Mientras avanzaba trabajosamente por la escalera recubierta de linóleo y por pasillos de paredes desconchadas, maldije la mala suerte de que mi estancia en The Cloisters coincidiera con la remodelación del centro.
- ¿Cuándo acabarán de decorarlo? -le pregunté a Billings, con la esperanza de que me contestara: «Pronto.»
Pero se limitó a reír. No cabía duda de que estaba como una cabra.
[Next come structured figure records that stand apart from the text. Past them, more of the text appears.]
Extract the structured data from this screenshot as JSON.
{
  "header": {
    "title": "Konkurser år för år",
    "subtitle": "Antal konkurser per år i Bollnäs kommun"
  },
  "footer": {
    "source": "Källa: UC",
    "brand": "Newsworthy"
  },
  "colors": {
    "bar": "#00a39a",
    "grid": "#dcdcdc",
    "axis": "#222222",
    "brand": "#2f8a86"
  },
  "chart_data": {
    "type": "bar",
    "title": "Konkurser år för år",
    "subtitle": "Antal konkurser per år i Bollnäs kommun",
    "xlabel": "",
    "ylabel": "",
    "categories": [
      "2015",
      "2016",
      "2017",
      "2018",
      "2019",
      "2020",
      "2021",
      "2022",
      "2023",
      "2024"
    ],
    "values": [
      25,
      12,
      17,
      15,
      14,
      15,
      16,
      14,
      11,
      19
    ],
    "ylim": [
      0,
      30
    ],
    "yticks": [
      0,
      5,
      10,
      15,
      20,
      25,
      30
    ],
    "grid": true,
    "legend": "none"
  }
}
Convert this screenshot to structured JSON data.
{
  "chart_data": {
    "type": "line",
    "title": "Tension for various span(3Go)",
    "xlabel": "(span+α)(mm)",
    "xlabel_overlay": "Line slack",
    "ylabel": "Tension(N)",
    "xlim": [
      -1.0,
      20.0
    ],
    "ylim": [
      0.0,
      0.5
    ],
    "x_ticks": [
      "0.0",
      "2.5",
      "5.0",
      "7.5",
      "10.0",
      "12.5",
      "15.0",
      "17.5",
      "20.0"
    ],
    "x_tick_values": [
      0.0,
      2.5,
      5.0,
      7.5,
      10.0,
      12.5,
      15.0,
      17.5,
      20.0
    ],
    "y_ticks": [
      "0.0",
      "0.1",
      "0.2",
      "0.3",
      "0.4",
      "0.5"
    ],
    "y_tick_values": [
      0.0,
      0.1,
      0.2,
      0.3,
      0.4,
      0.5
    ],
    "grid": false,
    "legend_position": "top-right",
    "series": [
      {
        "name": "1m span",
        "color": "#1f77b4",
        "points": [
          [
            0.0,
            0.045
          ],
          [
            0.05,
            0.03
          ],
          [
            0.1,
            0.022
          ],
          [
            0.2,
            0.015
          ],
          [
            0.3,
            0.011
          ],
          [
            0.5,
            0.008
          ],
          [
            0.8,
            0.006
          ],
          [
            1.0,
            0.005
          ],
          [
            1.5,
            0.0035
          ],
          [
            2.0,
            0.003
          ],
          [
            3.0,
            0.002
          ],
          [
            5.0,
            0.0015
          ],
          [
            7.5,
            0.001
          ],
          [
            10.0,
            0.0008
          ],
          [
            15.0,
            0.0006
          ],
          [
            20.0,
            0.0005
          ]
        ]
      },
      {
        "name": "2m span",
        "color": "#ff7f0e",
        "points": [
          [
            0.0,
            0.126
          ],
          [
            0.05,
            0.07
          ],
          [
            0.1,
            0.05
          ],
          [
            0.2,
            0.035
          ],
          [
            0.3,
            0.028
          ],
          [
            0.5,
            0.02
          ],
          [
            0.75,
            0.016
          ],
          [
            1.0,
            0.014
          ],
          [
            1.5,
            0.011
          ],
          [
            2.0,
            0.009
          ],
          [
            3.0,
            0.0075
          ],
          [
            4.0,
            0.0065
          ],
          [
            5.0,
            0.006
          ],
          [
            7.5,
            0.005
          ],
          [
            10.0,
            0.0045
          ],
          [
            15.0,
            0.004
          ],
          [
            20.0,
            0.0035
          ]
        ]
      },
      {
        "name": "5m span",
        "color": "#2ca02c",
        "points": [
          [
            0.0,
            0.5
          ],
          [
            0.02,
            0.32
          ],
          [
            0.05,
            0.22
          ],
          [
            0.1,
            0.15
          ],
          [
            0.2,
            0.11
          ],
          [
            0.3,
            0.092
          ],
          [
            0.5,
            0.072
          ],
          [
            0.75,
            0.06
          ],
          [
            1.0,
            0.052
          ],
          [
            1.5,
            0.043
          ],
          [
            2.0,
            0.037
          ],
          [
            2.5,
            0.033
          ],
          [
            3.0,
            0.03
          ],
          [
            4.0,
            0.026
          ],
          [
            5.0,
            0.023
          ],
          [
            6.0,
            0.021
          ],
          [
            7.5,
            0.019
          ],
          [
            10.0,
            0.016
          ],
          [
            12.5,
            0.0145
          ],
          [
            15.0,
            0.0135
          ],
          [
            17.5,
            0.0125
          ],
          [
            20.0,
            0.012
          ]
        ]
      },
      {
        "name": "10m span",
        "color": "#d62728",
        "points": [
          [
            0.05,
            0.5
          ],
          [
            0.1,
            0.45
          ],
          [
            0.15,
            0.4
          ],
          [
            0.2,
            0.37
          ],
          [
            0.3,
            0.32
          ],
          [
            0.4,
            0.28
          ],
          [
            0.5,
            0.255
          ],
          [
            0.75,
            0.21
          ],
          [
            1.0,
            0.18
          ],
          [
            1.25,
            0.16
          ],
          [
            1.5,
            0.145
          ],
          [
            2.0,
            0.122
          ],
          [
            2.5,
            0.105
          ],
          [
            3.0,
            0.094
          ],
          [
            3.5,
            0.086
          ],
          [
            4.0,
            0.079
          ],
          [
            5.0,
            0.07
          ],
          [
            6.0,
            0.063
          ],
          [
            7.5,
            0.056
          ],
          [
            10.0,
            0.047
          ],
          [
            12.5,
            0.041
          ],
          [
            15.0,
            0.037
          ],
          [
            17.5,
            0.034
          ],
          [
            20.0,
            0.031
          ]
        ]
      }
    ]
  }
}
A cada paso que daba, resoplando y jadeando, mi moral se iba derrumbando. Estaba convencida de que cuando pintaran las paredes y pusieran la moqueta nueva, aquella casa se parecería bastante al hotel de lujo que yo había imaginado. Pero de momento parecía más un orfanato dickensiano.
Cuando vi mi dormitorio todavía me deprimí más. La verdad es que me quedé pasmada. ¿Cómo podía ser tan pequeño? Apenas había espacio para las dos camas individuales, que parecían metidas con calzador. Aparte del tamaño, no se parecía en nada más a una celda de monje. A menos, por supuesto, que los monjes tuvieran colchas de nailon ajustables, como las que recordaba de mi infancia, en los años setenta. No eran exactamente las colchas de hilo blancas irlandesas que yo esperaba encontrar allí.
Al pasar junto a la cama, oí un débil crujido de electricidad estática, y se me erizó el vello de las piernas.
Había una desvencijada cómoda blanca, llena de botellas de cosméticos Clinique, Clarins, Lancóme y Estée Lauder. Supuse que debían de ser de Chaquie. No quedaba sitio para mi lamentable par de tarros de crema Ponds.
- Te dejo para que arregles tus cosas -dijo Billings-. La terapia de grupo empieza a las dos, y a ti te corresponde el grupo de Josephine. Procura no llegar tarde.
¿El grupo de Josephine? ¿Qué podía pasar si llegaba tarde? ¿Cuál era mi cama? ¿De dónde iba a sacar perchas para la ropa?
- Pero ¿qué…?
- Si tienes alguna duda, pregunta a los demás -me contestó-. Les encantará ayudarte.
¡Y se marchó!
Qué descarado, pensé, furiosa. Menudo vago. Se niega a proporcionarme comida vegetariana. Se niega a llevarme la maleta. No me ayuda a instalarme. Podía haberme molestado mucho. No, no dejaría que se enterara de que en realidad yo no era drogadicta. «Pregunta a los demás, vaya morro. Cuando saliera de The Cloisters, escribiría a los periódicos, y daría su nombre y apellido. Menudo gandul. Y seguro que cobraba una fortuna.
Eché un vistazo al pequeño dormitorio. Vaya birria. Me tumbé en la cama, y la caja de Valium, de la que me había olvidado por completo, se me hincó. La rescaté y decidí esconderla en mi mesita de noche. Pero cuando intenté levantarme, la colcha rosa de nailon se me enganchó. Aunque intentara separarla de mí, ella volvía a adherirse a mi ropa.
Me sentía frustrada, decepcionada y cabreada.